|
Meslektaşların Soruları Hukukçu meslektaşların hukuki nitelikte sorularını birbirlerine yöneltecekleri mesleki yardımlaşma forumu. SADECE hukuk fakültesi mezunları ile hukuk profesyonellerinin (bilirkişi, icra müdürü vb.) yazışmasına açıktır. [Yeni Soru Sorun] |
12-02-2007, 10:35 | #1 |
|
Möhk'na Göre Teminat Miktarı - Vasiyetnamenin tanınması davası
Sayın Meslktaşlar,
ABD Vatandaşına ait bir vasiyetnamenin tanınmasına ilişkin açacağım davada MÖHK gereği yabancılardan (müvekkilim) yatırılması talep edilen teminat miktarı ile ilgili bir fikriniz var mıdır? Ayrıca vasiyetin yabancı ülkede yabancı ülke kanunlarına uygun tanzim edildiği göz önüne alındığında, açılacak dava da görevli mahkeme hangisidir?
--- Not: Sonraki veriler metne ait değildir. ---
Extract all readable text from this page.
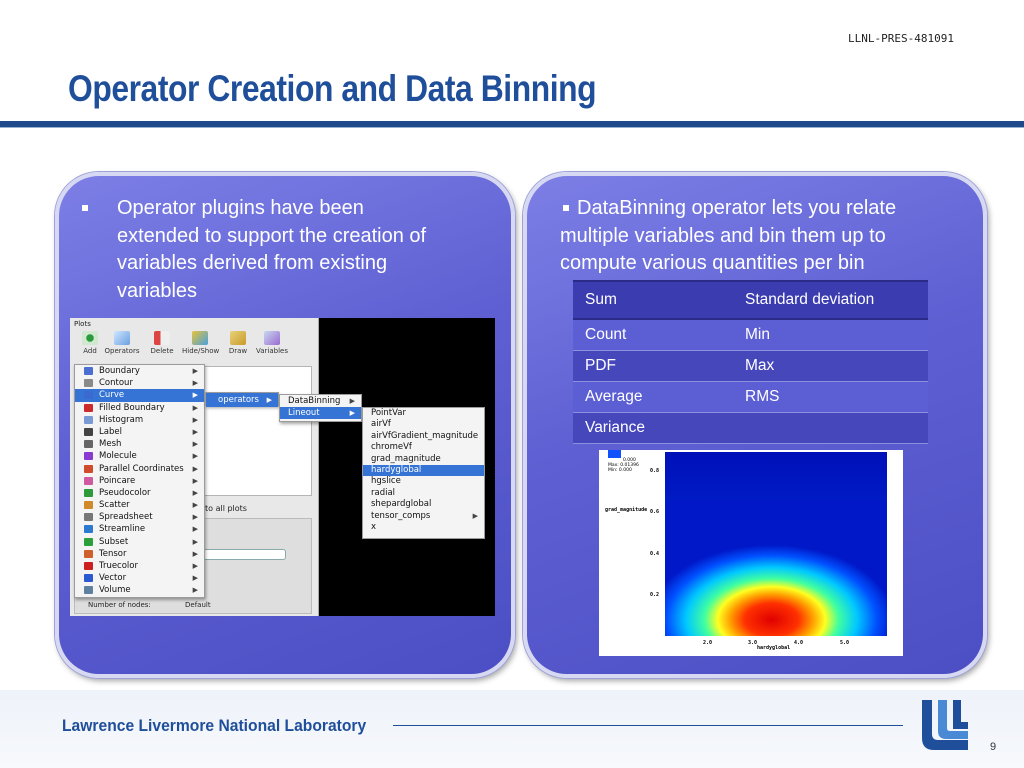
LLNL-PRES-481091
Operator Creation and Data Binning
Operator plugins have been
extended to support the creation of
variables derived from existing
variables
Plots
Add	Operators	Delete	Hide/Show	Draw	Variables
to all plots
Number of nodes:	Default
Boundary	▶
Contour	▶
Curve	▶
Filled Boundary	▶
Histogram	▶
Label	▶
Mesh	▶
Molecule	▶
Parallel Coordinates ▶
Poincare	▶
Pseudocolor	▶
Scatter	▶
Spreadsheet	▶
Streamline	▶
Subset	▶
Tensor	▶
Truecolor	▶
Vector	▶
Volume	▶
operators ▶	DataBinning ▶
Lineout	▶	PointVar
airVf
airVfGradient_magnitude
chromeVf
grad_magnitude
hardyglobal
hgslice
radial
shepardglobal
tensor_comps	▶
x
DataBinning operator lets you relate
multiple variables and bin them up to
compute various quantities per bin
Sum	Standard deviation
Count	Min
PDF	Max
Average	RMS
Variance	
0.000
Max: 0.01396
Min: 0.000
grad_magnitude
0.8
0.6
0.4
0.2
2.0	3.0	4.0	5.0
hardyglobal
Lawrence Livermore National Laboratory
9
Emsal dilekçe ve Yargıtay Kararı bulmakta zorlanıyorum, teşekkür ederim |
12-02-2007, 14:56 | #2 |
|
vasiyetle ilgili bulabildiğim tek karar bu möhk açısından
T.C.
YARGITAY 2. Hukuk Dairesi Esas : 1963/2257 Karar : 1963/2397 Tarih : 15.04.1963 ÖZET : Yunanistan´da tanzim edilen vasiyetnamenin Yunan Yasalarına uygun tanzim edilip edilmediği araştırılmadan tenfizine karar verilemez. (2675 s. MÖHUK. m. 6, 22) KARAR METNİ : Palmiye Lazaridis ve rüfakası taraflarından T.Haritonidis ve rüfakası aleyhlerine murisleri Yonan tabaalı Alaksandrosun 23/02/1953 tarihinde Atina noteri huzurunda tanzim ettiği vasiyetnamenin ehliyetsizlik ve şekil noksanı bakımından iptaline karar verilmesi talebiyle açılan davanın yapılan muhakemesi sonunda: Dava mevzuu vasiyetnamenin tanziminde bir usulsüzlük bulunmamış ancak her sayfada vasiyetinin imzası bulunmadığı anlaşıldığından Yunan Medeni Kanunun 1733. maddesi gereğince şekil noksanı sebebiyle Türkiye´deki menkul, nukut, esham ve gayrimenkul malları bakımından iptaline dair verilen yukarıda tarih ve numarası yazılı hükmün, temyizen mürafaa icrası suretiyle tetkiki davalılar vekilleri avukat K.İ. Emirce, Tarık, Rıfat, Hırıstaki taraflarından talep edilmişse de dava mahiyeti itibarı ile duruşmaya tabi mevaddan olmadığından mürafaa talebinin reddi ile dosyadaki kağıtlar okunup gereği düşünüldü: Vasiyetnameyi tanzim ettiren Yunan tabiiyetindendir. Vasiyetname de Yunanistan da tanzim edilmiştir. Böyle bir vasiyetnamenin Türkiye de infaz edilebilmesi için ilk şart vasiyetçinin Milli Kanununa uygun olarak tanzim edildiğinin tespit edilmesidir. Bu vaziyette vasiyetnamenin Yunan Kanununa göre muteber bir vasiyetname olup olmadığının Türk mahkemesinin tayin etmesi iktiza eder. Davalılar evvel ahır Yunanistan´daki noterlerce dört sayfalık çift yapraklı büyük kı´adaki kağıtların istimal olunduğunu, bu itibarla bir sayfaya atılan imzanın dahi maksadı temin edeceğini ayrıca tercümenin de sayfa ve yaprak ibareleri bakımından yanlış olduğunu beyan eylemişlerdir. Mücerret imza noksanı iptal sebebi yapıldığına göre bu müdafaa usulen tahkik edilmek icap ederken noksan soruşturma ile yazılı şekilde hüküm tesisi usul ve kanuna aykırı ve davalıların bu husustaki temyiz itirazları variddir. Kabul ile hükmün açıklanan sebepten (BOZULMASINA) ve aşağıda yazılı temyiz giderlerinin ileride haksız çıkacak taraftan alınmasına 15/04/1963 tarihinde oybirliğiyle karar verildi. |
12-02-2007, 15:04 | #3 |
|
bunlarıda buldum ilgilimi bilemem,içeriğine fazla bakamadım,belki bir faydası olur..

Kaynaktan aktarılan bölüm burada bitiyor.